Быть может, последуют еще и другие фазы, не столь уже чуждые вашей программе; но могу ли я решиться свободно высказывать вам мои сокровенные мысли, после того как вы объявили мне войну на политическом поприще и довольно откровенно высказываете намерение бороться с нынешним министерством и его политикой и хотите, таким образом, устранить его? Я сужу при этом лишь на основании содержания ваших собственных писем ко мне, не обращая внимания на сплетни и на все то, что мне передают по поводу ваших словесных и письменных заявлений на мой счет. И все же, дабы не пострадали государственные интересы, я как министр обязан быть безусловно и до конца откровенным в моей политике с нашим послом в Париже. Неизбежные в моем положении трения с министрами и советниками короля, с двором, тайными влияниями, палатами, прессой, иностранными дворами не должны осложняться тем, чтобы дисциплина в моем ведомстве уступала место соперничеству между министром и посланником и чтобы мне приходилось восстанавливать необходимое единство дипломатической службы, идя на дискуссию в переписке. Я редко имею возможность писать так много, как сегодня, в Сочельник, когда все чиновники отпущены, и никому, кроме вас, я не написал бы и вчетверо меньшего письма. Я делаю это потому, что не решаюсь писать вам официально и через канцелярию в том высокомерном тоне, в каком написаны ваши донесения. Я не надеюсь убедить вас, но полагаюсь на вашу собственную служебную опытность и на ваше беспристрастие, и думаю, вы согласитесь со мною, что одновременно можно вести только одну политику, и это должна быть та политика, относительно которой достигнуто единодушие между министерством и королем. Если вы хотите изменить ее и вместе с тем свергнуть министерство, то вам следует действовать здесь, в палате и прессе, во главе оппозиции, с теперешним же вашим постом это несовместимо; тогда и мне придется держаться вашего же принципа, что в борьбе между патриотизмом и дружбой решает патриотизм.

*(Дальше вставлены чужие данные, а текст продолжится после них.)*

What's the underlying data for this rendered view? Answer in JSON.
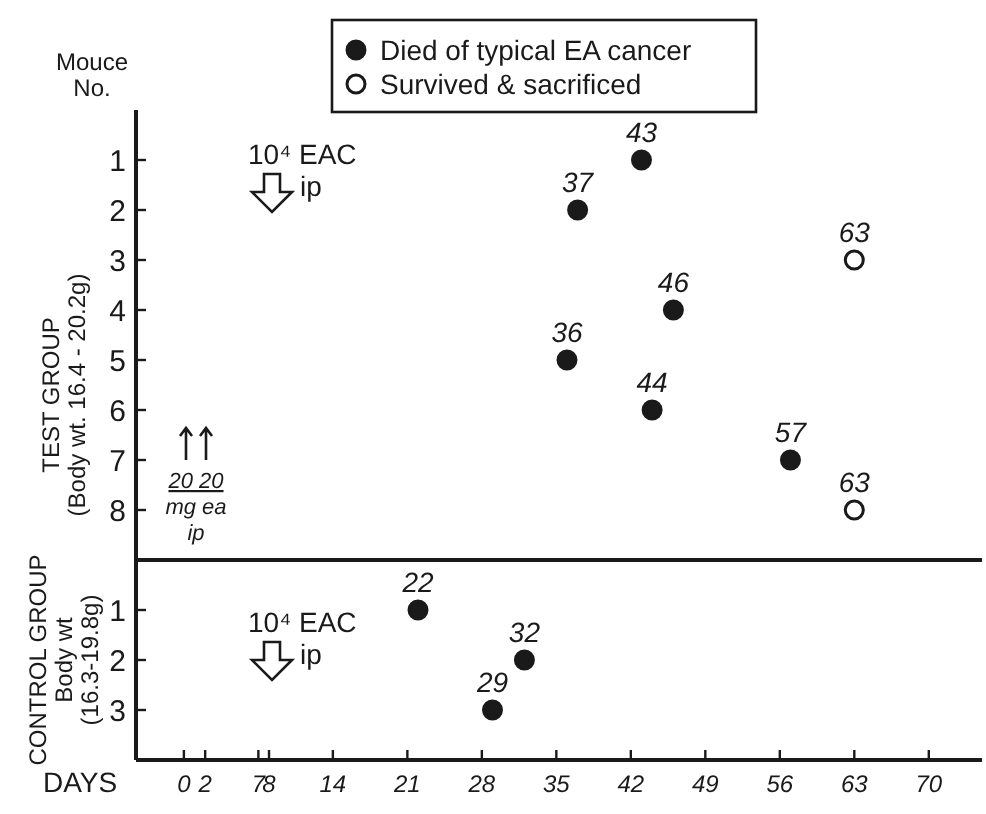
{
  "chart_data": [
    {
      "type": "scatter",
      "ylabel": "TEST GROUP\n(Body wt. 16.4 - 20.2g)",
      "xlim": [
        -4.5,
        75
      ],
      "ylim": [
        9,
        0
      ],
      "yticks": [
        1,
        2,
        3,
        4,
        5,
        6,
        7,
        8
      ],
      "tick_labels": "y",
      "legend": "top",
      "marker": "circle",
      "grid": false,
      "series": [
        {
          "name": "Died of typical EA cancer",
          "color": "#1a1a1a",
          "x": [
            43,
            37,
            46,
            36,
            44,
            57
          ],
          "values": [
            1,
            2,
            4,
            5,
            6,
            7
          ]
        },
        {
          "name": "Survived & sacrificed",
          "color": "#ffffff",
          "x": [
            63,
            63
          ],
          "values": [
            3,
            8
          ]
        }
      ],
      "annotations": [
        "10⁴ EAC\nip",
        "20 20\nmg ea\nip",
        "Mouce No.",
        {
          "text": "43",
          "x": 43,
          "y": 1
        },
        {
          "text": "37",
          "x": 37,
          "y": 2
        },
        {
          "text": "46",
          "x": 46,
          "y": 4
        },
        {
          "text": "36",
          "x": 36,
          "y": 5
        },
        {
          "text": "44",
          "x": 44,
          "y": 6
        },
        {
          "text": "57",
          "x": 57,
          "y": 7
        },
        {
          "text": "63",
          "x": 63,
          "y": 3
        },
        {
          "text": "63",
          "x": 63,
          "y": 8
        }
      ]
    },
    {
      "type": "scatter",
      "ylabel": "CONTROL GROUP\nBody wt\n(16.3-19.8g)",
      "xlabel": "DAYS",
      "xlim": [
        -4.5,
        75
      ],
      "ylim": [
        4,
        0
      ],
      "yticks": [
        1,
        2,
        3
      ],
      "xticks": [
        0,
        2,
        7,
        8,
        14,
        21,
        28,
        35,
        42,
        49,
        56,
        63,
        70
      ],
      "marker": "circle",
      "grid": false,
      "series": [
        {
          "color": "#1a1a1a",
          "x": [
            22,
            32,
            29
          ],
          "values": [
            1,
            2,
            3
          ]
        }
      ],
      "annotations": [
        "10⁴ EAC\nip",
        {
          "text": "22",
          "x": 22,
          "y": 1
        },
        {
          "text": "32",
          "x": 32,
          "y": 2
        },
        {
          "text": "29",
          "x": 29,
          "y": 3
        }
      ]
    }
  ]
}
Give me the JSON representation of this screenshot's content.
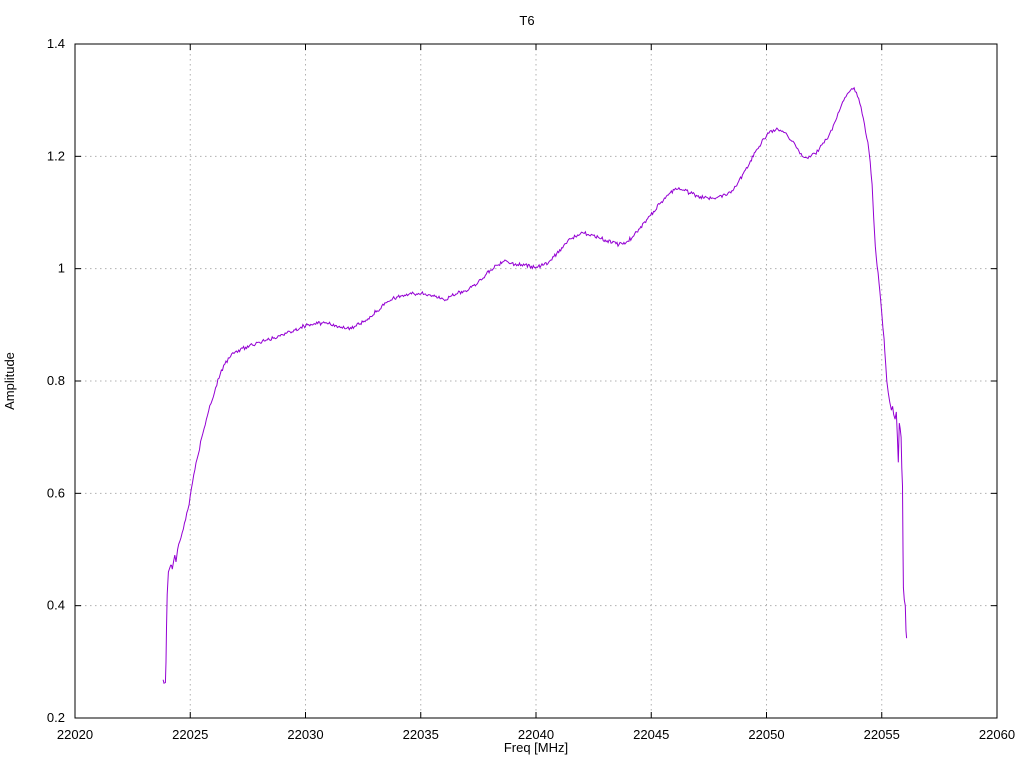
{
  "chart_data": {
    "type": "line",
    "title": "T6",
    "xlabel": "Freq [MHz]",
    "ylabel": "Amplitude",
    "xlim": [
      22020,
      22060
    ],
    "ylim": [
      0.2,
      1.4
    ],
    "xticks": {
      "values": [
        22020,
        22025,
        22030,
        22035,
        22040,
        22045,
        22050,
        22055,
        22060
      ],
      "labels": [
        "22020",
        "22025",
        "22030",
        "22035",
        "22040",
        "22045",
        "22050",
        "22055",
        "22060"
      ]
    },
    "yticks": {
      "values": [
        0.2,
        0.4,
        0.6,
        0.8,
        1.0,
        1.2,
        1.4
      ],
      "labels": [
        "0.2",
        "0.4",
        "0.6",
        "0.8",
        "1",
        "1.2",
        "1.4"
      ]
    },
    "grid": true,
    "legend": "none",
    "line_color": "#9400d3",
    "grid_color": "#b0b0b0",
    "border_color": "#000000",
    "background": "#ffffff",
    "noise_amplitude": 0.0035,
    "series": [
      {
        "name": "T6",
        "points": [
          [
            22023.82,
            0.268
          ],
          [
            22023.86,
            0.262
          ],
          [
            22023.92,
            0.263
          ],
          [
            22023.95,
            0.3
          ],
          [
            22023.97,
            0.36
          ],
          [
            22024.0,
            0.42
          ],
          [
            22024.05,
            0.46
          ],
          [
            22024.15,
            0.472
          ],
          [
            22024.22,
            0.465
          ],
          [
            22024.28,
            0.48
          ],
          [
            22024.33,
            0.49
          ],
          [
            22024.38,
            0.478
          ],
          [
            22024.45,
            0.5
          ],
          [
            22024.55,
            0.515
          ],
          [
            22024.65,
            0.53
          ],
          [
            22024.8,
            0.553
          ],
          [
            22024.95,
            0.58
          ],
          [
            22025.1,
            0.62
          ],
          [
            22025.3,
            0.662
          ],
          [
            22025.5,
            0.7
          ],
          [
            22025.7,
            0.732
          ],
          [
            22025.9,
            0.76
          ],
          [
            22026.1,
            0.788
          ],
          [
            22026.3,
            0.812
          ],
          [
            22026.5,
            0.83
          ],
          [
            22026.7,
            0.841
          ],
          [
            22026.9,
            0.849
          ],
          [
            22027.1,
            0.855
          ],
          [
            22027.4,
            0.86
          ],
          [
            22027.7,
            0.864
          ],
          [
            22028.0,
            0.869
          ],
          [
            22028.3,
            0.873
          ],
          [
            22028.6,
            0.876
          ],
          [
            22028.9,
            0.88
          ],
          [
            22029.2,
            0.886
          ],
          [
            22029.5,
            0.891
          ],
          [
            22029.8,
            0.896
          ],
          [
            22030.1,
            0.9
          ],
          [
            22030.4,
            0.902
          ],
          [
            22030.7,
            0.903
          ],
          [
            22031.0,
            0.902
          ],
          [
            22031.3,
            0.899
          ],
          [
            22031.55,
            0.896
          ],
          [
            22031.75,
            0.893
          ],
          [
            22031.95,
            0.895
          ],
          [
            22032.2,
            0.898
          ],
          [
            22032.5,
            0.905
          ],
          [
            22032.8,
            0.915
          ],
          [
            22033.1,
            0.925
          ],
          [
            22033.4,
            0.935
          ],
          [
            22033.7,
            0.944
          ],
          [
            22034.0,
            0.95
          ],
          [
            22034.3,
            0.953
          ],
          [
            22034.6,
            0.955
          ],
          [
            22034.9,
            0.956
          ],
          [
            22035.2,
            0.955
          ],
          [
            22035.5,
            0.952
          ],
          [
            22035.75,
            0.948
          ],
          [
            22036.0,
            0.945
          ],
          [
            22036.3,
            0.951
          ],
          [
            22036.6,
            0.956
          ],
          [
            22036.9,
            0.96
          ],
          [
            22037.2,
            0.967
          ],
          [
            22037.5,
            0.977
          ],
          [
            22037.8,
            0.988
          ],
          [
            22038.05,
            0.998
          ],
          [
            22038.3,
            1.006
          ],
          [
            22038.55,
            1.012
          ],
          [
            22038.75,
            1.013
          ],
          [
            22038.95,
            1.01
          ],
          [
            22039.2,
            1.007
          ],
          [
            22039.5,
            1.006
          ],
          [
            22039.8,
            1.004
          ],
          [
            22040.05,
            1.002
          ],
          [
            22040.3,
            1.006
          ],
          [
            22040.6,
            1.014
          ],
          [
            22040.9,
            1.027
          ],
          [
            22041.2,
            1.041
          ],
          [
            22041.5,
            1.053
          ],
          [
            22041.8,
            1.06
          ],
          [
            22042.1,
            1.063
          ],
          [
            22042.4,
            1.061
          ],
          [
            22042.7,
            1.056
          ],
          [
            22043.0,
            1.051
          ],
          [
            22043.3,
            1.046
          ],
          [
            22043.6,
            1.043
          ],
          [
            22043.9,
            1.046
          ],
          [
            22044.2,
            1.057
          ],
          [
            22044.5,
            1.071
          ],
          [
            22044.8,
            1.087
          ],
          [
            22045.1,
            1.102
          ],
          [
            22045.4,
            1.117
          ],
          [
            22045.7,
            1.131
          ],
          [
            22046.0,
            1.14
          ],
          [
            22046.2,
            1.144
          ],
          [
            22046.4,
            1.14
          ],
          [
            22046.7,
            1.134
          ],
          [
            22047.0,
            1.129
          ],
          [
            22047.3,
            1.126
          ],
          [
            22047.6,
            1.125
          ],
          [
            22047.9,
            1.128
          ],
          [
            22048.2,
            1.132
          ],
          [
            22048.5,
            1.139
          ],
          [
            22048.75,
            1.152
          ],
          [
            22049.0,
            1.17
          ],
          [
            22049.3,
            1.192
          ],
          [
            22049.6,
            1.213
          ],
          [
            22049.9,
            1.231
          ],
          [
            22050.1,
            1.241
          ],
          [
            22050.3,
            1.247
          ],
          [
            22050.5,
            1.248
          ],
          [
            22050.7,
            1.245
          ],
          [
            22050.9,
            1.238
          ],
          [
            22051.1,
            1.227
          ],
          [
            22051.3,
            1.215
          ],
          [
            22051.5,
            1.205
          ],
          [
            22051.7,
            1.198
          ],
          [
            22051.9,
            1.199
          ],
          [
            22052.1,
            1.205
          ],
          [
            22052.3,
            1.214
          ],
          [
            22052.5,
            1.224
          ],
          [
            22052.7,
            1.236
          ],
          [
            22052.9,
            1.255
          ],
          [
            22053.1,
            1.277
          ],
          [
            22053.3,
            1.297
          ],
          [
            22053.5,
            1.311
          ],
          [
            22053.65,
            1.318
          ],
          [
            22053.8,
            1.322
          ],
          [
            22053.9,
            1.314
          ],
          [
            22054.0,
            1.303
          ],
          [
            22054.1,
            1.288
          ],
          [
            22054.2,
            1.268
          ],
          [
            22054.3,
            1.243
          ],
          [
            22054.4,
            1.225
          ],
          [
            22054.5,
            1.19
          ],
          [
            22054.58,
            1.15
          ],
          [
            22054.65,
            1.09
          ],
          [
            22054.72,
            1.04
          ],
          [
            22054.8,
            1.005
          ],
          [
            22054.88,
            0.975
          ],
          [
            22054.95,
            0.945
          ],
          [
            22055.0,
            0.92
          ],
          [
            22055.05,
            0.895
          ],
          [
            22055.1,
            0.875
          ],
          [
            22055.13,
            0.855
          ],
          [
            22055.17,
            0.83
          ],
          [
            22055.22,
            0.8
          ],
          [
            22055.28,
            0.78
          ],
          [
            22055.35,
            0.762
          ],
          [
            22055.42,
            0.748
          ],
          [
            22055.47,
            0.755
          ],
          [
            22055.52,
            0.74
          ],
          [
            22055.58,
            0.732
          ],
          [
            22055.63,
            0.745
          ],
          [
            22055.68,
            0.7
          ],
          [
            22055.72,
            0.655
          ],
          [
            22055.76,
            0.725
          ],
          [
            22055.8,
            0.715
          ],
          [
            22055.84,
            0.7
          ],
          [
            22055.87,
            0.645
          ],
          [
            22055.9,
            0.613
          ],
          [
            22055.92,
            0.5
          ],
          [
            22055.94,
            0.432
          ],
          [
            22055.98,
            0.41
          ],
          [
            22056.02,
            0.4
          ],
          [
            22056.05,
            0.355
          ],
          [
            22056.08,
            0.342
          ]
        ]
      }
    ]
  }
}
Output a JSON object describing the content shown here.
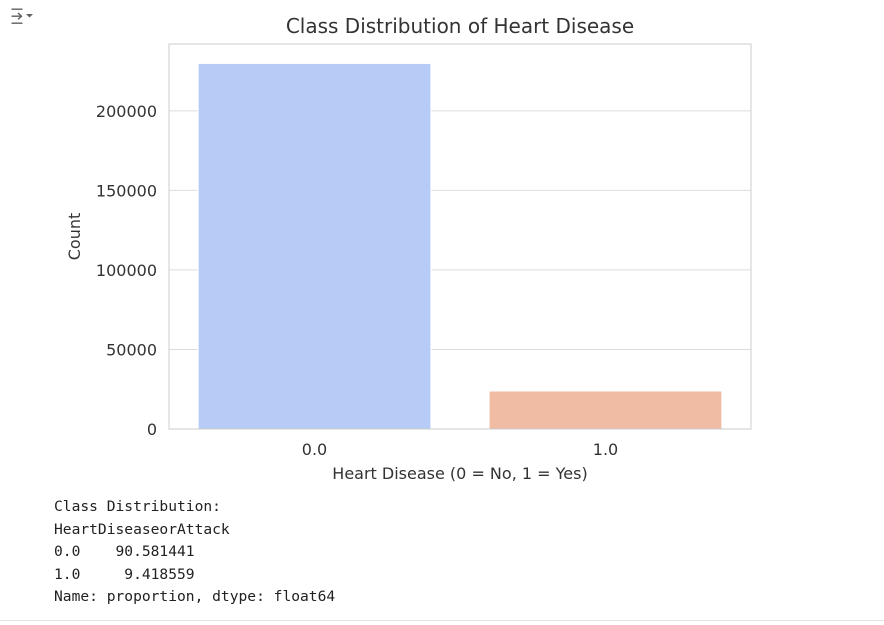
{
  "toolbar": {
    "output_toggle_icon": "collapse-output-icon"
  },
  "chart_data": {
    "type": "bar",
    "title": "Class Distribution of Heart Disease",
    "xlabel": "Heart Disease (0 = No, 1 = Yes)",
    "ylabel": "Count",
    "categories": [
      "0.0",
      "1.0"
    ],
    "values": [
      229787,
      23893
    ],
    "colors": [
      "#b6cbf5",
      "#f0bca4"
    ],
    "ylim": [
      0,
      242000
    ],
    "yticks": [
      0,
      50000,
      100000,
      150000,
      200000
    ],
    "ytick_labels": [
      "0",
      "50000",
      "100000",
      "150000",
      "200000"
    ],
    "grid": true,
    "grid_color": "#dddddd"
  },
  "output_text": {
    "lines": [
      "Class Distribution:",
      "HeartDiseaseorAttack",
      "0.0    90.581441",
      "1.0     9.418559",
      "Name: proportion, dtype: float64"
    ]
  }
}
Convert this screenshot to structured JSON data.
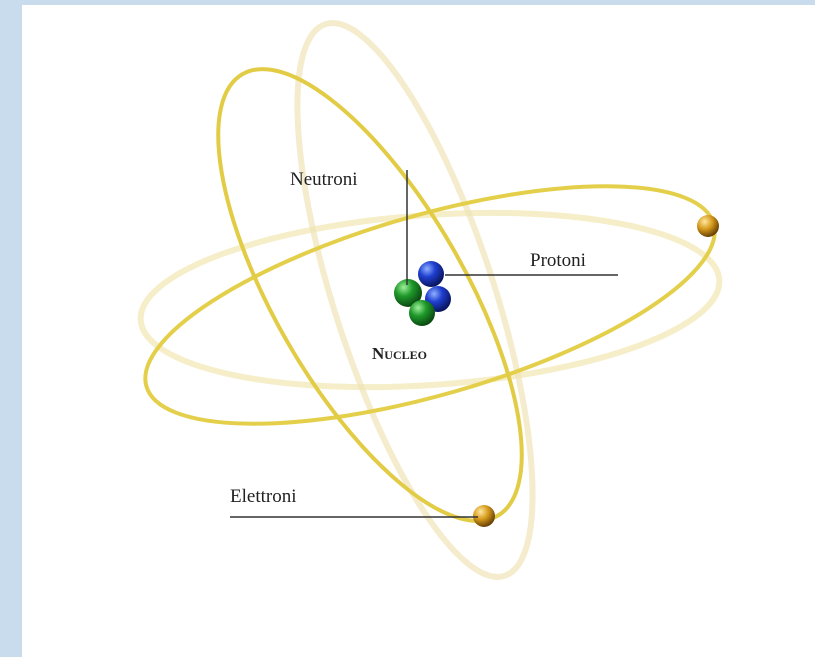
{
  "labels": {
    "neutrons": "Neutroni",
    "protons": "Protoni",
    "nucleus": "Nucleo",
    "electrons": "Elettroni"
  }
}
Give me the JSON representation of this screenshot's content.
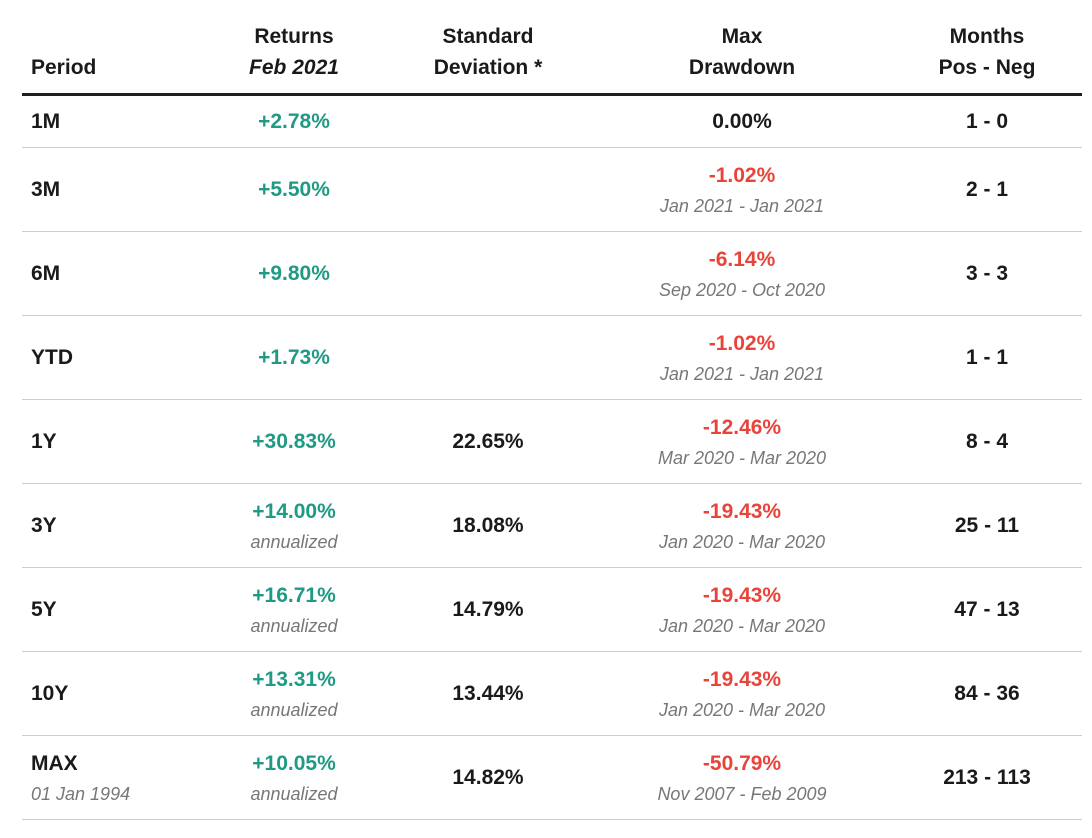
{
  "colors": {
    "positive": "#1f9a84",
    "negative": "#e8443a",
    "text": "#1a1a1a",
    "subtext": "#777777"
  },
  "header": {
    "period": "Period",
    "returns_line1": "Returns",
    "returns_line2": "Feb 2021",
    "std_line1": "Standard",
    "std_line2": "Deviation *",
    "dd_line1": "Max",
    "dd_line2": "Drawdown",
    "months_line1": "Months",
    "months_line2": "Pos - Neg"
  },
  "rows": [
    {
      "period": "1M",
      "period_sub": "",
      "returns": "+2.78%",
      "returns_sub": "",
      "std": "",
      "drawdown": "0.00%",
      "drawdown_sign": "zero",
      "drawdown_range": "",
      "months": "1 - 0"
    },
    {
      "period": "3M",
      "period_sub": "",
      "returns": "+5.50%",
      "returns_sub": "",
      "std": "",
      "drawdown": "-1.02%",
      "drawdown_sign": "neg",
      "drawdown_range": "Jan 2021 - Jan 2021",
      "months": "2 - 1"
    },
    {
      "period": "6M",
      "period_sub": "",
      "returns": "+9.80%",
      "returns_sub": "",
      "std": "",
      "drawdown": "-6.14%",
      "drawdown_sign": "neg",
      "drawdown_range": "Sep 2020 - Oct 2020",
      "months": "3 - 3"
    },
    {
      "period": "YTD",
      "period_sub": "",
      "returns": "+1.73%",
      "returns_sub": "",
      "std": "",
      "drawdown": "-1.02%",
      "drawdown_sign": "neg",
      "drawdown_range": "Jan 2021 - Jan 2021",
      "months": "1 - 1"
    },
    {
      "period": "1Y",
      "period_sub": "",
      "returns": "+30.83%",
      "returns_sub": "",
      "std": "22.65%",
      "drawdown": "-12.46%",
      "drawdown_sign": "neg",
      "drawdown_range": "Mar 2020 - Mar 2020",
      "months": "8 - 4"
    },
    {
      "period": "3Y",
      "period_sub": "",
      "returns": "+14.00%",
      "returns_sub": "annualized",
      "std": "18.08%",
      "drawdown": "-19.43%",
      "drawdown_sign": "neg",
      "drawdown_range": "Jan 2020 - Mar 2020",
      "months": "25 - 11"
    },
    {
      "period": "5Y",
      "period_sub": "",
      "returns": "+16.71%",
      "returns_sub": "annualized",
      "std": "14.79%",
      "drawdown": "-19.43%",
      "drawdown_sign": "neg",
      "drawdown_range": "Jan 2020 - Mar 2020",
      "months": "47 - 13"
    },
    {
      "period": "10Y",
      "period_sub": "",
      "returns": "+13.31%",
      "returns_sub": "annualized",
      "std": "13.44%",
      "drawdown": "-19.43%",
      "drawdown_sign": "neg",
      "drawdown_range": "Jan 2020 - Mar 2020",
      "months": "84 - 36"
    },
    {
      "period": "MAX",
      "period_sub": "01 Jan 1994",
      "returns": "+10.05%",
      "returns_sub": "annualized",
      "std": "14.82%",
      "drawdown": "-50.79%",
      "drawdown_sign": "neg",
      "drawdown_range": "Nov 2007 - Feb 2009",
      "months": "213 - 113"
    }
  ]
}
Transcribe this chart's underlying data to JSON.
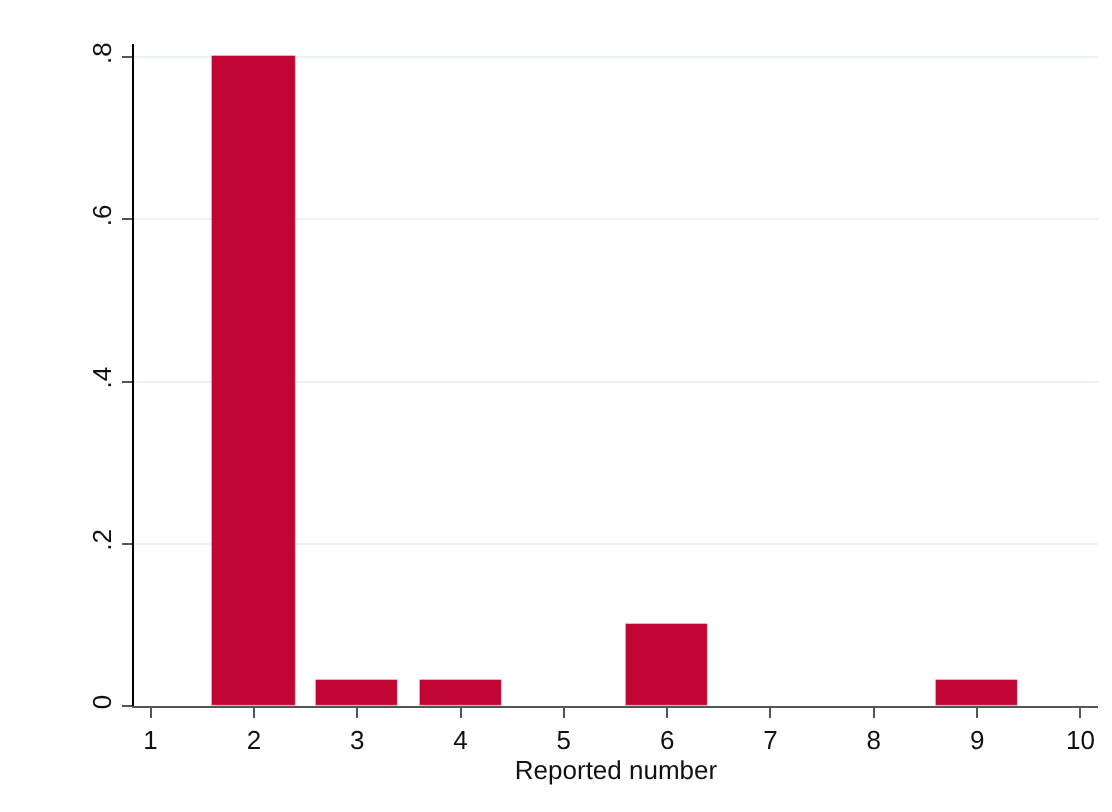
{
  "chart_data": {
    "type": "bar",
    "xlabel": "Reported number",
    "x": [
      2,
      3,
      4,
      6,
      9
    ],
    "values": [
      0.8,
      0.033,
      0.033,
      0.1,
      0.033
    ],
    "color": "#c10534",
    "xlim": [
      0.84,
      10.17
    ],
    "xticks": [
      1,
      2,
      3,
      4,
      5,
      6,
      7,
      8,
      9,
      10
    ],
    "ylim": [
      0,
      0.816
    ],
    "yticks": [
      {
        "value": 0,
        "label": "0"
      },
      {
        "value": 0.2,
        "label": ".2"
      },
      {
        "value": 0.4,
        "label": ".4"
      },
      {
        "value": 0.6,
        "label": ".6"
      },
      {
        "value": 0.8,
        "label": ".8"
      }
    ],
    "grid": "y"
  }
}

Но могу вас уверить: мой патриотизм – такое крепкое и чистое чувство, что дружба, даже если она стушевывается рядом с ним, может быть все же очень сердечной».
Из всех возможных вариантов урегулирования датского вопроса, которые сулили герцогствам некоторое облегчение по сравнению с наличными условиями, я считал наилучшим присоединение герцогств к Пруссии, что и высказал однажды в совете тотчас после кончины Фридриха VII. Я напомнил королю, что все его ближайшие предки, не исключая даже брата, добивались того или иного приращения владений государства: Фридрих‑Вильгельм IV присоединил Гогенцоллерн и область Яде; Фридрих‑Вильгельм III – Рейнскую провинцию; Фридрих‑Вильгельм II – Польшу; Фридрих II – Силезию; Фридрих‑Вильгельм I – Переднюю Померанию (Altvorpommern), великий курфюрст – Восточную Померанию (Hinterpommern), Магдебург, Минден и т. д. Я советовал ему идти по их стопам. Мое заявление не было внесено в протокол. Когда я осведомился о причине этого у тайного советника Костенобля, которому было поручено составление протоколов, он сказал, что, как предполагал король, мне будет приятнее, если мои слова не будут включены в протокол. Его величество, кажется, думал, что я сказал это после возлияний Бахусу за завтраком, и что я буду рад, если об этом не будет больше речи. Я настоял, однако, на включении, что и было исполнено. Слушая мою речь, кронпринц воздел руки к небу, как бы сомневаясь, в здравом ли я уме; мои коллеги хранили молчание.
Если бы оказалось невозможным достигнуть максимума, то мы могли бы, несмотря на все акты отречения Августенбургов, пойти на возведение этой династии на престол и на создание нового второстепенного государства при условии обеспечения прусских и немецко‑национальных интересов, в основном – в соответствии с позднейшими февральскими условиями, военной конвенцией, Килем в качестве союзной гавани и каналом между Северным и Балтийским морями.